Insect herbivory can impact ecosystem processes in multiple ways, as insects alter nutrient availability in the soil, remove plant biomass and sequester nutrients, and can impact the speed at which nutrient cycling occurs (Huntly 1991). Therefore the patterns observed in this study may have a meaningful impact on invaded ecosystems. Not only does Norway maple have significantly lower levels of herbivory than its native congener, but sugar maple trees had lower levels of herbivory when surrounded by more Norway maple than sugar maple. This may be an example of the concept of plant defense guilds put forth by Atsatt and O’Dowd (1976), which suggests that plants with strong anti-herbivore defenses may reduce herbivory of neighboring plants. Hjalten and Price (1997) tested this hypothesis using willow trees and stem-galling sawflies, and found that willows associated with neighbors of low palatability gained protection from sawflies. Therefore, although sugar maple populations suffer as a result of competition with Norway maple, sugar maple individuals surrounded by Norway maple individuals may benefit through reduced insect damage. As Norway maple tends to form monospecific stands in its introduced range, the results of this study suggest that these invaded ecosystems could have lower levels of insect herbivory overall. Ecosystem functions, such as production, consumption, decomposition, and nutrient cycling are impacted by insect herbivory. In such a situation, “ecosystem enemy release,” in addition to population level enemy release, could be said to occur. As ecosystems dominated by an invasive species lacking “enemies” will be fundamentally changed in their nutrient cycling as well as their food chain composition, this “ecosystem enemy release hypothesis,” or EERH, can and should be tested empirically.

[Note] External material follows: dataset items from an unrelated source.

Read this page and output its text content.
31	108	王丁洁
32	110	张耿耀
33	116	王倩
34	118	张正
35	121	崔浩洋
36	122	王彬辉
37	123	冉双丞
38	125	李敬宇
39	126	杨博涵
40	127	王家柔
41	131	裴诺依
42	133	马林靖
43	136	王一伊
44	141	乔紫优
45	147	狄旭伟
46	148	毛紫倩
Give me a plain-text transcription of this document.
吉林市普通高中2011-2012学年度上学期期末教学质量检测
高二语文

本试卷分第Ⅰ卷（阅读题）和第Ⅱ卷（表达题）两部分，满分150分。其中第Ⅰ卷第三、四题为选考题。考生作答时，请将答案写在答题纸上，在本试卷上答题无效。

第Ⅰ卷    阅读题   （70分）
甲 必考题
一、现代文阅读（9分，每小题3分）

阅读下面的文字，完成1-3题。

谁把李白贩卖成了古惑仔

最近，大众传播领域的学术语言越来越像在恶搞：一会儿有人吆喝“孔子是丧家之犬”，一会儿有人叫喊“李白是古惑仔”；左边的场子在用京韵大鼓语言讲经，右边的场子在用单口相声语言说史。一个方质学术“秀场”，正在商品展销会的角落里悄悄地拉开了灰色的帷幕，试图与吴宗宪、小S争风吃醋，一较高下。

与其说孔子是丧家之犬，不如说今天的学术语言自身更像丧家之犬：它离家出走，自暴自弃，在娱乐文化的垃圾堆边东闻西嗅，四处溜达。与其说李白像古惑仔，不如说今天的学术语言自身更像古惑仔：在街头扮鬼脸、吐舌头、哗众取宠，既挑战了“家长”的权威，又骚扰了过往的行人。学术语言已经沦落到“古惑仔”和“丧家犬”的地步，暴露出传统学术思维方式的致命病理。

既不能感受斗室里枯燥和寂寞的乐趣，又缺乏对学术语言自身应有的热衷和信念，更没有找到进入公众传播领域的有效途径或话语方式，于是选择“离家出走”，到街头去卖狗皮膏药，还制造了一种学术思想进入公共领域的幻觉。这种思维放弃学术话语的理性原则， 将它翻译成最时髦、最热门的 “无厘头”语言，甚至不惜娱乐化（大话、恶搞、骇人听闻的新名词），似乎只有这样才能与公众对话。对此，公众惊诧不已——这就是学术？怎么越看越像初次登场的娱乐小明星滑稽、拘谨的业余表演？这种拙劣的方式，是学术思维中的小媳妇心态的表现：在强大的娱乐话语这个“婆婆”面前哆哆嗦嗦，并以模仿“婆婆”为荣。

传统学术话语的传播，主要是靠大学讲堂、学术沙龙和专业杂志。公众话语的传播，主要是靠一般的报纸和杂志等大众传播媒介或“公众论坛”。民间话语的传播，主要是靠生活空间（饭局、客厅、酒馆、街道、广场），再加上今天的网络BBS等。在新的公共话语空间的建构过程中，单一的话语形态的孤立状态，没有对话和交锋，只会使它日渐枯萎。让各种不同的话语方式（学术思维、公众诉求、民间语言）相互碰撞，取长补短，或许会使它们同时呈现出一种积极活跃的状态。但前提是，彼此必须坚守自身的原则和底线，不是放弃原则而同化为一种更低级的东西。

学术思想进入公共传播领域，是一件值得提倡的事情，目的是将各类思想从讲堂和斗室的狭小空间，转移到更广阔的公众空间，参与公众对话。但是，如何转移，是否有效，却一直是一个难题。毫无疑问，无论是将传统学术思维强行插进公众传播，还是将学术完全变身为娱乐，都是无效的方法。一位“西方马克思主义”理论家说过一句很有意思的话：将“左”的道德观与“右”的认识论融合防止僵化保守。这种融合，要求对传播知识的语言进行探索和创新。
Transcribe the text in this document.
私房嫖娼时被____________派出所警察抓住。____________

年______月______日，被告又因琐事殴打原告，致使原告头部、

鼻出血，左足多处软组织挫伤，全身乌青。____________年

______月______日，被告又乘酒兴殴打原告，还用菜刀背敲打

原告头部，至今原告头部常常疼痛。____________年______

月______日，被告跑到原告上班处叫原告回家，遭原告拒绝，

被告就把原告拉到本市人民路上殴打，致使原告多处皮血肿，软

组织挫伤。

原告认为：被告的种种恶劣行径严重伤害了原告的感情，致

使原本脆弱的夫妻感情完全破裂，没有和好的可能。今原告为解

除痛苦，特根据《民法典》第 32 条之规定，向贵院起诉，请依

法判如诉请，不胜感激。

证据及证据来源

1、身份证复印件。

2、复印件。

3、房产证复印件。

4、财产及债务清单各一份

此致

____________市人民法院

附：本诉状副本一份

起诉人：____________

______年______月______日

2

Although the results of this study are consistent with the enemy release hypothesis, further testing would be necessary in order to determine if enemy release is a major factor contributing to the spread of Norway maple in its introduced range. Future studies should examine the impacts of low levels of herbivory on sugar maple and Norway maple. A comparison of insect herbivory of young Norway maple and sugar maple trees, as well as a comparison of root damage of these species, might reveal differences parallel to those observed in this study. Analysis of leaf chemistry of both maple species could be done as well. A more complete assessment of insect guilds found within Norway maple and sugar maple trees should be done. Lastly, the effects of reduced insect herbivory on forest stands containing high densities of Norway maple should be examined to gain a better understanding of the role of Norway maple in the ecosystems it invades.